Compte tenu de la faiblesse historique de la gauche et du rapport de forces défavorable actuel, il est difficile d’envisager la construction de tels ponts à court terme. Cuba, toujours assiégée par le blocus américain et luttant pour sa survie, sera nécessairement réservée dans ses critiques à l’égard de la Russie. De même, il n’est pas surprenant que certains membres de la gauche en Amérique latine aient une sympathie réflexe pour la Russie en raison de leur expérience de l’intervention américaine. De même, les mouvements démocratiques dans des endroits tels que le Myanmar, l’Iran et Hong Kong comprennent inévitablement des éléments pro-occidentaux ou des personnes qui se font des illusions sur les intentions des puissances occidentales.

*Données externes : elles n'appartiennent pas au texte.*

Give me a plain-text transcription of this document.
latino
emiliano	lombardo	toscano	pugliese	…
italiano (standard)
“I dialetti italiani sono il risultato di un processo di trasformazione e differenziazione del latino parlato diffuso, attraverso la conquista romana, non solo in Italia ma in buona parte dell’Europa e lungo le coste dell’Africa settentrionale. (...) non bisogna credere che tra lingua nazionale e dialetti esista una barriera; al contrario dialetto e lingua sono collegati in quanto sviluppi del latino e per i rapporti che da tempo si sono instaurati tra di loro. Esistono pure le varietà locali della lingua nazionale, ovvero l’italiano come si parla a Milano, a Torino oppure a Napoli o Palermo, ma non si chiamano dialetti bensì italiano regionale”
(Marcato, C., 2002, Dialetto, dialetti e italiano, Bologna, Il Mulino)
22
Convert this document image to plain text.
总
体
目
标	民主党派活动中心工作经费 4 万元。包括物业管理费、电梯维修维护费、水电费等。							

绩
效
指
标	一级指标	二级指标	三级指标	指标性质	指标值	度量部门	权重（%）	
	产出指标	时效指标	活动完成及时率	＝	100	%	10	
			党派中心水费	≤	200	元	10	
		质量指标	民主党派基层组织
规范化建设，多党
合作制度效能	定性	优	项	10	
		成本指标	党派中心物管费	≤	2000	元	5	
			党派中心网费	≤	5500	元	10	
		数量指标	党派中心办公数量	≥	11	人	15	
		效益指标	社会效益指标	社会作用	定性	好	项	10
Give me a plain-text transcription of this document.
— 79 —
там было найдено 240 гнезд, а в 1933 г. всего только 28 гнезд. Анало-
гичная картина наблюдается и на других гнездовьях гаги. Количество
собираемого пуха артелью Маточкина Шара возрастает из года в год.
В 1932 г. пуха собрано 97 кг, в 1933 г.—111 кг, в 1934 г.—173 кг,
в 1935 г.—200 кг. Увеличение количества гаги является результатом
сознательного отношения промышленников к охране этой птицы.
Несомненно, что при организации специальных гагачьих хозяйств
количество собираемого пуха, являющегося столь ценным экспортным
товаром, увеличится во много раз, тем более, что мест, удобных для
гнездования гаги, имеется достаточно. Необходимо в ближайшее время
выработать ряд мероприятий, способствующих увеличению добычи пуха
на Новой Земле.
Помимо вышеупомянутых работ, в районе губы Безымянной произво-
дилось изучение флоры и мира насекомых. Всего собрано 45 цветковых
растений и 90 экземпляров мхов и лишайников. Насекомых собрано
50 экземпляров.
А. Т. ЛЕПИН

Pour l’Administration autonome du nord et de l’est de la Syrie, c’est la violence de l’État turc qui constitue la menace existentielle immédiate, d’autant plus que les États-Unis et la Russie sont heureux de jeter ce projet démocratique révolutionnaire en pâture aux loups afin de courtiser le président turc Recep Tayyip Erdogan, qui, à son tour, semble très heureux de les monter l’un contre l’autre.

La Palestine met en évidence la contradiction même de la multipolarité capitaliste. L’Arabie saoudite, qui a refusé les demandes américaines d’augmenter la production de pétrole afin de réduire les revenus pétroliers de la Russie et qui a récemment rejoint les BRICS [le bloc Brésil-Russie-Inde-Chine-Afrique du Sud], était également sur le point de normaliser ses relations avec Israël et a continué à lui vendre du pétrole malgré le génocide à Gaza. Israël lui-même a rejeté les demandes de vente d’armes à l’Ukraine, préférant maintenir de bonnes relations avec la Russie.

Dans ce tourbillon de contradictions et d’intérêts personnels des régimes capitalistes, la seule force durable et fiable est la solidarité transfrontalière de la classe ouvrière, que la classe dirigeante locale soit ou non étroitement alignée sur l’impérialisme américain. Cela peut être difficile à imaginer aujourd’hui, mais les socialistes doivent patiemment et constamment faire avancer cette approche dans l’argumentation et la pratique. Quoi qu’il en soit, le changement pourrait survenir plus rapidement que nous ne le pensons.